1Department of Ocean Science, The Hong Kong University of Science and Technology, Clear Water Bay, Kowloon, Hong Kong. 2Scripps Institution of Oceanography, University of California San Diego, La Jolla, California, USA. 3Marine Science Institute and 4Department of Geography, University of California, Santa Barbara, California, USA. 5Department of Biology, California State University, Northridge, California, USA. 6Department of Biological Science, Florida State University, Tallahassee, Florida, USA. 

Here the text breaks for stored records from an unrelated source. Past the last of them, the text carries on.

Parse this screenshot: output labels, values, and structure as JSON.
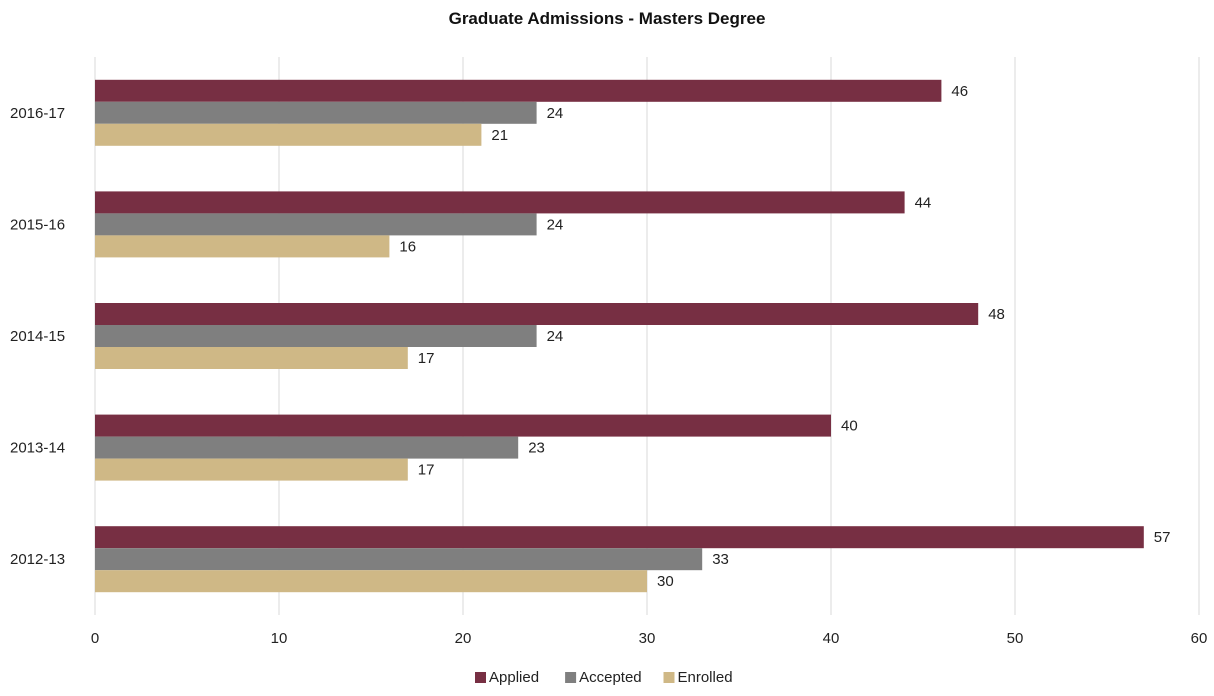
{
  "chart_data": {
    "type": "bar",
    "orientation": "horizontal",
    "title": "Graduate Admissions - Masters Degree",
    "xlabel": "",
    "ylabel": "",
    "categories": [
      "2016-17",
      "2015-16",
      "2014-15",
      "2013-14",
      "2012-13"
    ],
    "series": [
      {
        "name": "Applied",
        "color": "#772f43",
        "values": [
          46,
          44,
          48,
          40,
          57
        ]
      },
      {
        "name": "Accepted",
        "color": "#7f7f7f",
        "values": [
          24,
          24,
          24,
          23,
          33
        ]
      },
      {
        "name": "Enrolled",
        "color": "#cfb886",
        "values": [
          21,
          16,
          17,
          17,
          30
        ]
      }
    ],
    "xlim": [
      0,
      60
    ],
    "xticks": [
      0,
      10,
      20,
      30,
      40,
      50,
      60
    ],
    "grid": "vertical",
    "data_labels": true,
    "legend_position": "bottom"
  }
}
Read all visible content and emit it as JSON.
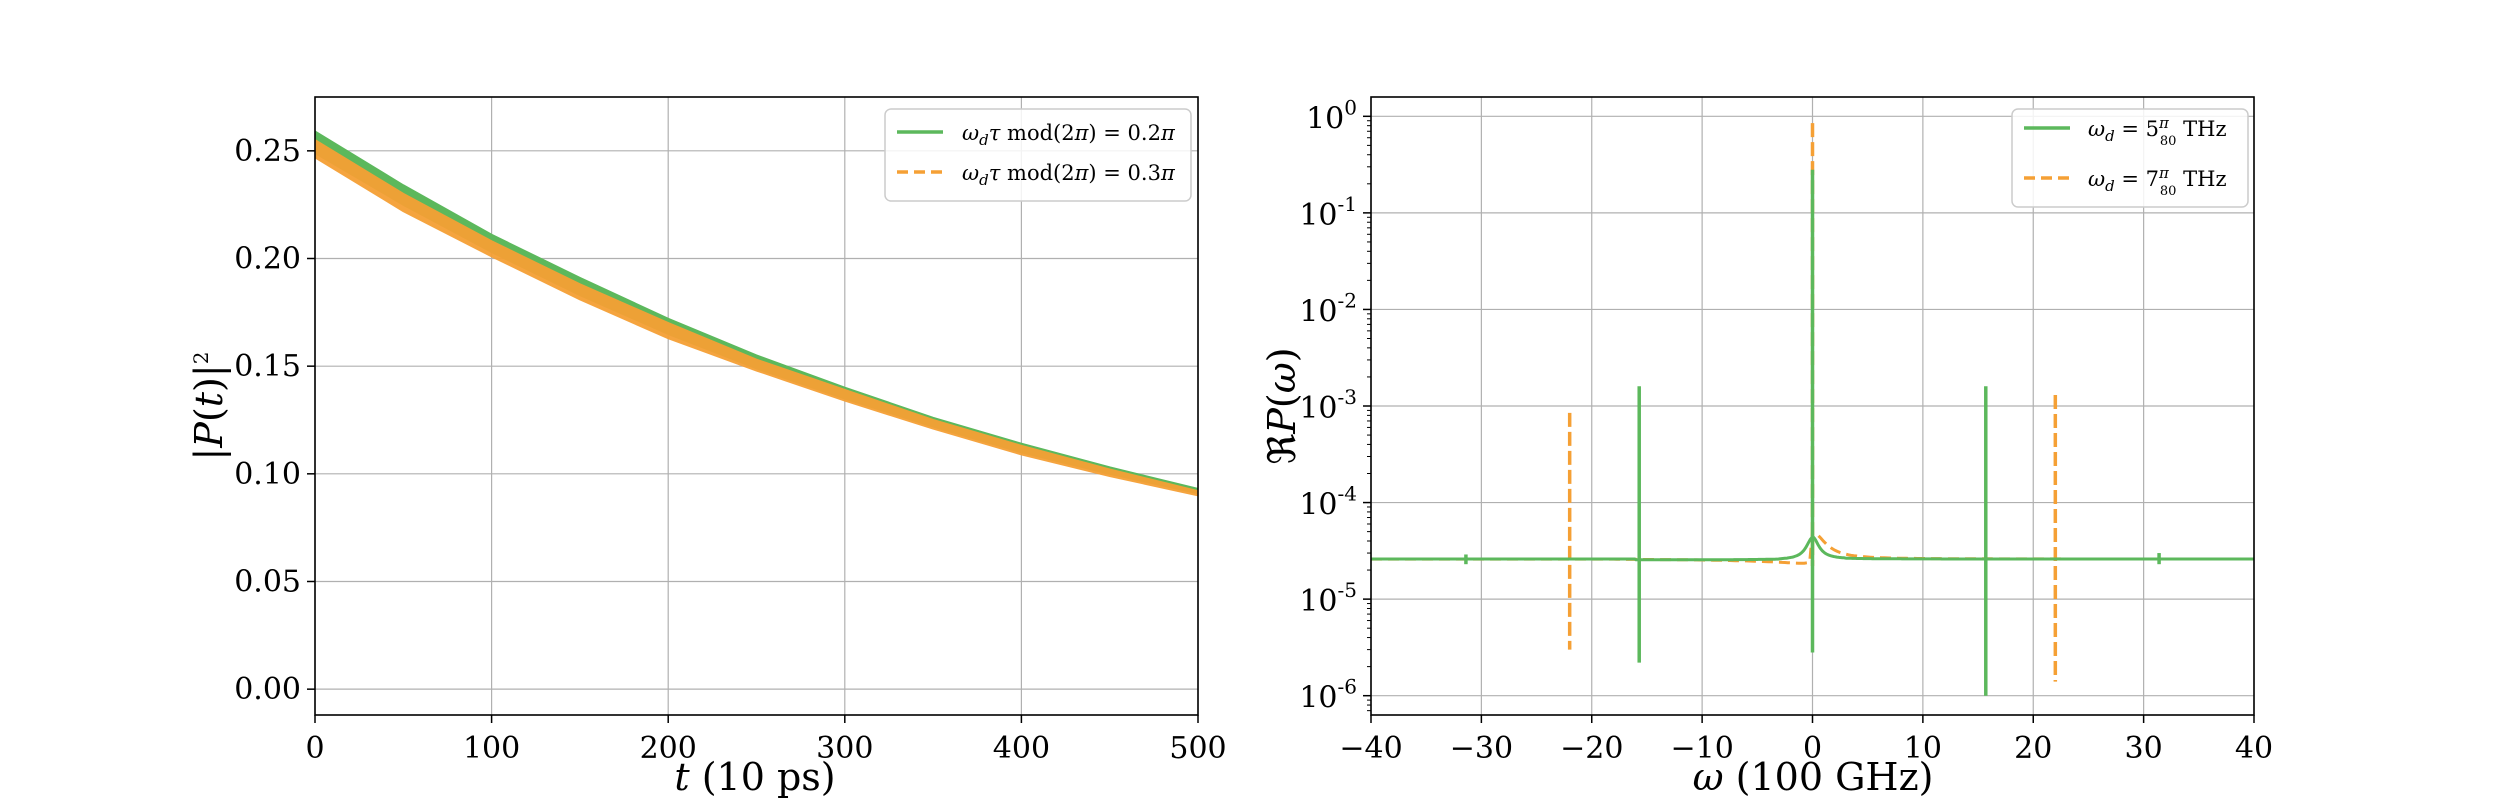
{
  "chart_data": [
    {
      "type": "line",
      "xlabel": "t (10 ps)",
      "ylabel": "|P(t)|²",
      "xlim": [
        0,
        500
      ],
      "ylim": [
        -0.012,
        0.275
      ],
      "x_ticks": [
        "0",
        "100",
        "200",
        "300",
        "400",
        "500"
      ],
      "y_ticks": [
        "0.00",
        "0.05",
        "0.10",
        "0.15",
        "0.20",
        "0.25"
      ],
      "grid": true,
      "legend_position": "top-right",
      "series": [
        {
          "name": "ω_d τ mod(2π) = 0.2π",
          "color": "#5cb85c",
          "style": "solid",
          "x": [
            0,
            50,
            100,
            150,
            200,
            250,
            300,
            350,
            400,
            450,
            500
          ],
          "y_upper": [
            0.259,
            0.234,
            0.211,
            0.191,
            0.172,
            0.155,
            0.14,
            0.126,
            0.114,
            0.103,
            0.093
          ],
          "y_lower": [
            0.249,
            0.225,
            0.203,
            0.183,
            0.165,
            0.149,
            0.135,
            0.122,
            0.11,
            0.1,
            0.091
          ]
        },
        {
          "name": "ω_d τ mod(2π) = 0.3π",
          "color": "#f5a035",
          "style": "dashed",
          "x": [
            0,
            50,
            100,
            150,
            200,
            250,
            300,
            350,
            400,
            450,
            500
          ],
          "y_upper": [
            0.255,
            0.23,
            0.208,
            0.188,
            0.17,
            0.153,
            0.139,
            0.125,
            0.113,
            0.102,
            0.092
          ],
          "y_lower": [
            0.247,
            0.222,
            0.201,
            0.181,
            0.163,
            0.148,
            0.134,
            0.121,
            0.109,
            0.099,
            0.09
          ]
        }
      ]
    },
    {
      "type": "line",
      "xlabel": "ω (100 GHz)",
      "ylabel": "ℜP(ω)",
      "xlim": [
        -40,
        40
      ],
      "ylim_log10": [
        -6.2,
        0.2
      ],
      "yscale": "log",
      "x_ticks": [
        "−40",
        "−30",
        "−20",
        "−10",
        "0",
        "10",
        "20",
        "30",
        "40"
      ],
      "y_ticks": [
        "0",
        "-1",
        "-2",
        "-3",
        "-4",
        "-5",
        "-6"
      ],
      "grid": true,
      "legend_position": "top-right",
      "baseline": 2.6e-05,
      "series": [
        {
          "name": "ω_d = 5π/80 THz",
          "color": "#5cb85c",
          "style": "solid",
          "spikes": [
            {
              "x": -31.4,
              "top": 2.9e-05,
              "bottom": 2.3e-05
            },
            {
              "x": -15.7,
              "top": 0.0016,
              "bottom": 2.2e-06
            },
            {
              "x": 0,
              "top": 0.28,
              "bottom": 2.8e-06
            },
            {
              "x": 15.7,
              "top": 0.0016,
              "bottom": 1e-06
            },
            {
              "x": 31.4,
              "top": 3e-05,
              "bottom": 2.3e-05
            }
          ]
        },
        {
          "name": "ω_d = 7π/80 THz",
          "color": "#f5a035",
          "style": "dashed",
          "spikes": [
            {
              "x": -22.0,
              "top": 0.00085,
              "bottom": 3e-06
            },
            {
              "x": 0,
              "top": 0.85,
              "bottom": 2.2e-05
            },
            {
              "x": 22.0,
              "top": 0.0013,
              "bottom": 1.4e-06
            }
          ]
        }
      ]
    }
  ]
}
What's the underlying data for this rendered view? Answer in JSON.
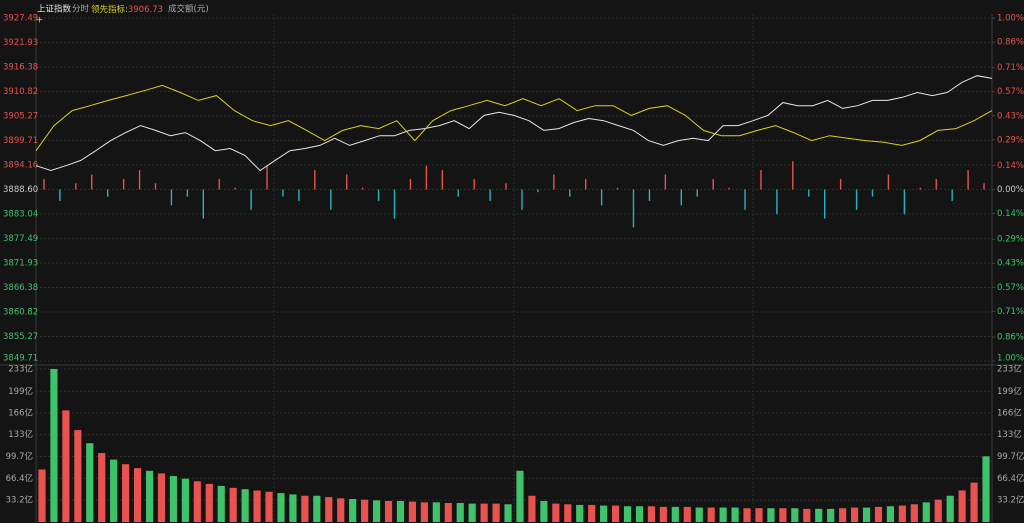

The severity of marine heatwaves (MHWs) that are increasingly impacting ocean ecosystems, including vulnerable coral reefs, has primarily been assessed using remotely sensed sea-surface temperatures (SSTs), without information relevant to heating across ecosystem depths. Here, using a rare combination of SST, high-resolution in-situ temperatures, and sea level anomalies observed over 15 years near Moorea, French Polynesia, we document subsurface MHWs that have been paradoxical in comparison to SST metrics and associated with unexpected coral bleaching across depths. Variations in the depth range and severity of MHWs was driven by mesoscale (10s to 100s of km) eddies that altered sea levels and thermocline depths and decreased (2007, 2017 and 2019) or increased (2012, 2015, 2016) internal-wave cooling. Pronounced eddy-induced reductions in internal waves during summer 2019 contributed to a prolonged subsurface MHW and unexpectedly severe coral bleaching, with subsequent mortality offsetting almost a decade of coral recovery. Variability in mesoscale eddy fields, and thus thermocline depths, is expected to increase with climate change, which, along with strengthening and deepening stratification, could increase the occurrence of subsurface MHWs over ecosystems historically insulated from surface ocean heating by the cooling effects of internal waves.